(c) Melanie Willhide “T and V, Mesa Elks, 2008”, 2011
So the story goes something like this: A man named Adrian Rodriguez breaks into Willhide’s apartment, steals stuff, police recover stuff including Willhide’s wiped-clean computer, Willhide tries to recover her work only to find a lot of corrupted files.

(c) Melanie Willhide “Untitled (the Steve McQueen house)”, 2011
I don’t know if a lot of crying ensued (it would have if it were me), but we do know that Melanie Willhide found an awesome visual vocabulary. She used this new-found aesthetic to create her series To Adrian Rodriguez, with Love, a mixture of the corrupted jpegs and new work she made to pursue this new theme.

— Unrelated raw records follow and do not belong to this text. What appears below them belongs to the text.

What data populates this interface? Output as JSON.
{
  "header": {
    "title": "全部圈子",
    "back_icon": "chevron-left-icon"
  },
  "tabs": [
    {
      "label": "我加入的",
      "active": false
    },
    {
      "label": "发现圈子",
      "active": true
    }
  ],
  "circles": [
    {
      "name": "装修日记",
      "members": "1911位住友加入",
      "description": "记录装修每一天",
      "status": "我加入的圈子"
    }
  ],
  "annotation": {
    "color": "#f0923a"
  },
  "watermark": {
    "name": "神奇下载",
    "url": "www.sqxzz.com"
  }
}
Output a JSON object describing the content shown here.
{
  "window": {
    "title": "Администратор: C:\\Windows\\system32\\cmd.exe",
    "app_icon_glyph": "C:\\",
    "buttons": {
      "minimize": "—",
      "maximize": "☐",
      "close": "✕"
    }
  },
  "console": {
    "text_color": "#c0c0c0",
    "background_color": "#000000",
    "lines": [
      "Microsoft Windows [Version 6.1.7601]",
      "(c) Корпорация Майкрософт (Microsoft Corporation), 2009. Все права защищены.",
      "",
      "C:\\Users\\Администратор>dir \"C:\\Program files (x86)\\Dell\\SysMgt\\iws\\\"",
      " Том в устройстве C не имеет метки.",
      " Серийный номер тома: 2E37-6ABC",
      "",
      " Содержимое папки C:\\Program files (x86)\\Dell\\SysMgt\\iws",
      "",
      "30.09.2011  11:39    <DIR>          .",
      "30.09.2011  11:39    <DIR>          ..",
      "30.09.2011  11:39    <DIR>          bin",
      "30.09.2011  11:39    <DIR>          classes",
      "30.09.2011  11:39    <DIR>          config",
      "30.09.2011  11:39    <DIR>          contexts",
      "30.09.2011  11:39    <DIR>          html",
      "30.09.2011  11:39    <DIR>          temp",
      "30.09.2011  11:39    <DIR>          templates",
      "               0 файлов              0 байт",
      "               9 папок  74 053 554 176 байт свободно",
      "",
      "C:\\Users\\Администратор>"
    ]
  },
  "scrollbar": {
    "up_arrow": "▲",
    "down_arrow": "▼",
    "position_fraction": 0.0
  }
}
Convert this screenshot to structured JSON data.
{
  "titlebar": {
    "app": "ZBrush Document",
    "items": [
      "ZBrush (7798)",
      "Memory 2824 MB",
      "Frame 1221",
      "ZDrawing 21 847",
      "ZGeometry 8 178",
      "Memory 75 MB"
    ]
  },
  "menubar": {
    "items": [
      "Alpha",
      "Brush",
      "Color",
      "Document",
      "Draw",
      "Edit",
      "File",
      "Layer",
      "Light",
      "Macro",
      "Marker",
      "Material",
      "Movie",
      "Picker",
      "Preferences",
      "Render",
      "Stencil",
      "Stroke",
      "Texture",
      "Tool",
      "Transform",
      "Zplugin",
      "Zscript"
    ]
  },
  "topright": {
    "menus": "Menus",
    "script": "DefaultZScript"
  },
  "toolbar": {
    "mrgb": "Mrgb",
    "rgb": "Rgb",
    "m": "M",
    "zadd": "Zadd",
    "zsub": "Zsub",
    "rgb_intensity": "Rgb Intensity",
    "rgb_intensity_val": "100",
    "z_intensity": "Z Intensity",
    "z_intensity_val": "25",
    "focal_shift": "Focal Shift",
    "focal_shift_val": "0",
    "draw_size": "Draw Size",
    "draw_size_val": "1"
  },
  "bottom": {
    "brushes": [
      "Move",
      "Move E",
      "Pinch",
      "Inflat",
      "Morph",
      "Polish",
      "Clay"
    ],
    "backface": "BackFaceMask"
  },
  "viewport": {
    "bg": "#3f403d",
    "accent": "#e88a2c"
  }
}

I love the series. I’d love to know which are the original “collaborations” and which are the new work, but I think not knowing is part of the charm.

(c) Melanie Willhide, “Larry’s Lips”, 2011
They remind in a weird way of Lars von Trier and Jørgen Leth’s The Five Obstructions, which explores how creative a film maker — Leth — can be within the confines of absurd limitations — set by Von Trier (this analogy works really well in my head, too, because it equates von Trier with a burglar and I’m cool with that). There’s something to be said for working within set bounds, I think, and Willhide deserves credit as an artist overcoming such an unfortunate obstruction.